Assessing cellular energy dysfunction in CFS/ME using a commercially available laboratory test.
Tomas, Cara, Lodge, Tiffany A, Potter, Michelle et al. · Scientific reports · 2019 · DOI
Quick Summary
This study tested a blood test called the Mitochondrial Energy Score (MES) that is marketed to diagnose ME/CFS by measuring how well cells produce energy. Researchers repeated the test in both ME/CFS patients and healthy people and found no difference between the two groups. They also discovered that waiting even 24 hours before processing blood samples changed the test results significantly, suggesting the test is not reliable enough to use for diagnosis.
Why It Matters
Many ME/CFS patients have explored the MES test as a potential diagnostic tool, but this study provides important evidence that it should not be relied upon for diagnosis.

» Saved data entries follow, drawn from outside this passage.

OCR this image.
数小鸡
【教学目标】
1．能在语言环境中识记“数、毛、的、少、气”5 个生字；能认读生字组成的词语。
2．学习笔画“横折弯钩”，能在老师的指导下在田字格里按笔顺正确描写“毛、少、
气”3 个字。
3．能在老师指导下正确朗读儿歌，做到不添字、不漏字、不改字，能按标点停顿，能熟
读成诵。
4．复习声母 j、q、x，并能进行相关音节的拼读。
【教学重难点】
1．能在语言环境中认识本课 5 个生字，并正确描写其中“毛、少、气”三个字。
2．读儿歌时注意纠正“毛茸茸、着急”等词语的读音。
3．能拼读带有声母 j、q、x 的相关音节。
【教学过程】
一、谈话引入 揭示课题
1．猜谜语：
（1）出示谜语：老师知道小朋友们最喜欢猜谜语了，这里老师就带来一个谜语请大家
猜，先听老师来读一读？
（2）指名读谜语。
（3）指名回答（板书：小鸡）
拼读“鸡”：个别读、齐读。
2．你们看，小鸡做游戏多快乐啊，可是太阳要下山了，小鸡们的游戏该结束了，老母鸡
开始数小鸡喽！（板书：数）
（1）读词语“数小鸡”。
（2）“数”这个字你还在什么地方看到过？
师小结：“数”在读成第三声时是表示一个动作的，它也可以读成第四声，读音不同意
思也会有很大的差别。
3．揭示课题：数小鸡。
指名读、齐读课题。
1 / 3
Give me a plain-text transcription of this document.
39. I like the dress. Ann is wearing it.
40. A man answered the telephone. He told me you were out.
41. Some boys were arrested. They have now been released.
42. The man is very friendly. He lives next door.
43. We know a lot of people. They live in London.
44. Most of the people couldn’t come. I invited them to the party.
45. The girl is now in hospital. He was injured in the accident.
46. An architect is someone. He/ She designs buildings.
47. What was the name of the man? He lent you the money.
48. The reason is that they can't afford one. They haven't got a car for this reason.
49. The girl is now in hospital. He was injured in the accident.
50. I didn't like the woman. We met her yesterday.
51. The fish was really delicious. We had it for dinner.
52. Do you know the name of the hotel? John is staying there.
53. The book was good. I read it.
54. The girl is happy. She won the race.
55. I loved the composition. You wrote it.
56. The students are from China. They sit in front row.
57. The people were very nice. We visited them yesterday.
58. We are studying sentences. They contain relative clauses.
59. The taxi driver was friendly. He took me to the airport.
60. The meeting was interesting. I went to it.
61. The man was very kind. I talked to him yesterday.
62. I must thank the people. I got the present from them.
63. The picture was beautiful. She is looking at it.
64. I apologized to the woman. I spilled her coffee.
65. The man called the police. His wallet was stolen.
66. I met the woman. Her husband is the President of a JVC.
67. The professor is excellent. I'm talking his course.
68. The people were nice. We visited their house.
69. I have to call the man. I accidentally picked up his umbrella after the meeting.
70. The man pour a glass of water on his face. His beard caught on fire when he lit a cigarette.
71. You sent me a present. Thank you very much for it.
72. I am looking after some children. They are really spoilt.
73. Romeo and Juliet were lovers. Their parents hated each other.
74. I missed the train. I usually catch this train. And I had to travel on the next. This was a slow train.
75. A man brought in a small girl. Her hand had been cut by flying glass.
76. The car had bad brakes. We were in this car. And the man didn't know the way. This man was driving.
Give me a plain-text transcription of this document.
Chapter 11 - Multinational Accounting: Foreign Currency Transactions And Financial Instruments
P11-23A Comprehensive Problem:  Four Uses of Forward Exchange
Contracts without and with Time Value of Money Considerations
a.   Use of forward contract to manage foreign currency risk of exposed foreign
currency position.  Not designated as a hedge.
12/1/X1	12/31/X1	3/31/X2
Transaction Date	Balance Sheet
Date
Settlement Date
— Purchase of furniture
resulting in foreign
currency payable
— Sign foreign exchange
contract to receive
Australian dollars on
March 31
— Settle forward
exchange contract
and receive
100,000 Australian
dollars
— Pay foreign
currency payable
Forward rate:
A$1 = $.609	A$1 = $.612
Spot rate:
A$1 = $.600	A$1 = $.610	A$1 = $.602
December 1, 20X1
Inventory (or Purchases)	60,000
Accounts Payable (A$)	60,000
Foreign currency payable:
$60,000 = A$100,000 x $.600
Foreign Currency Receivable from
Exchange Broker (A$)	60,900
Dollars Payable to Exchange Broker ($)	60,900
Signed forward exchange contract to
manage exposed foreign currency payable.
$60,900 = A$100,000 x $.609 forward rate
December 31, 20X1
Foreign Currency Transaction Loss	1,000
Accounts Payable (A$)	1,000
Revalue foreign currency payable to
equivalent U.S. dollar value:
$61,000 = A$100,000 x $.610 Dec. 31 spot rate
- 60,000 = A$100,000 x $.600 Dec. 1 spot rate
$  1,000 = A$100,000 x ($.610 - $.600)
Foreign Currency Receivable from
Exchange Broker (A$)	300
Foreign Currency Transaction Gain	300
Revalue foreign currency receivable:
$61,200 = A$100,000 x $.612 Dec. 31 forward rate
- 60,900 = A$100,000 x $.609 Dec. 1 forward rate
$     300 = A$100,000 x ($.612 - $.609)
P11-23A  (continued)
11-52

Understanding which biomarker tests are genuinely reliable versus those with methodological limitations is crucial for patients making healthcare decisions and for researchers pursuing valid diagnostic approaches.
Observed Findings
No significant differences were found between CFS/ME patients and healthy controls in any MES components using the standard protocol (p ≥ 0.059)
Delaying blood sample processing by 24 hours significantly altered multiple parameters in both neutrophils and PBMCs
The 24-hour delay effects were observed in healthy control samples, indicating pre-analytical variables affected test results
The Myhill group's quoted 72-hour processing window was not validated for maintaining test reliability
Differences reported by the Myhill group may be attributable to variations in sample processing time between comparison groups
Inferred Conclusions
The MES test does not have sufficient reliability and reproducibility to be offered as a diagnostic test for ME/CFS
Previously reported differences between patient and control groups by the Myhill group likely resulted from uncontrolled pre-analytical variables rather than true biomarker differences
Sample processing time is a critical pre-analytical variable that requires strict standardization for blood-based biomarker testing
The test requires substantial methodological validation and standardization before clinical application can be considered
Remaining Questions
What This Study Does Not Prove
This study does not prove that mitochondrial dysfunction does not occur in ME/CFS—only that this particular test cannot reliably measure it. It also does not establish whether the Myhill group's original findings were fraudulent or merely methodologically flawed due to uncontrolled sample processing variables.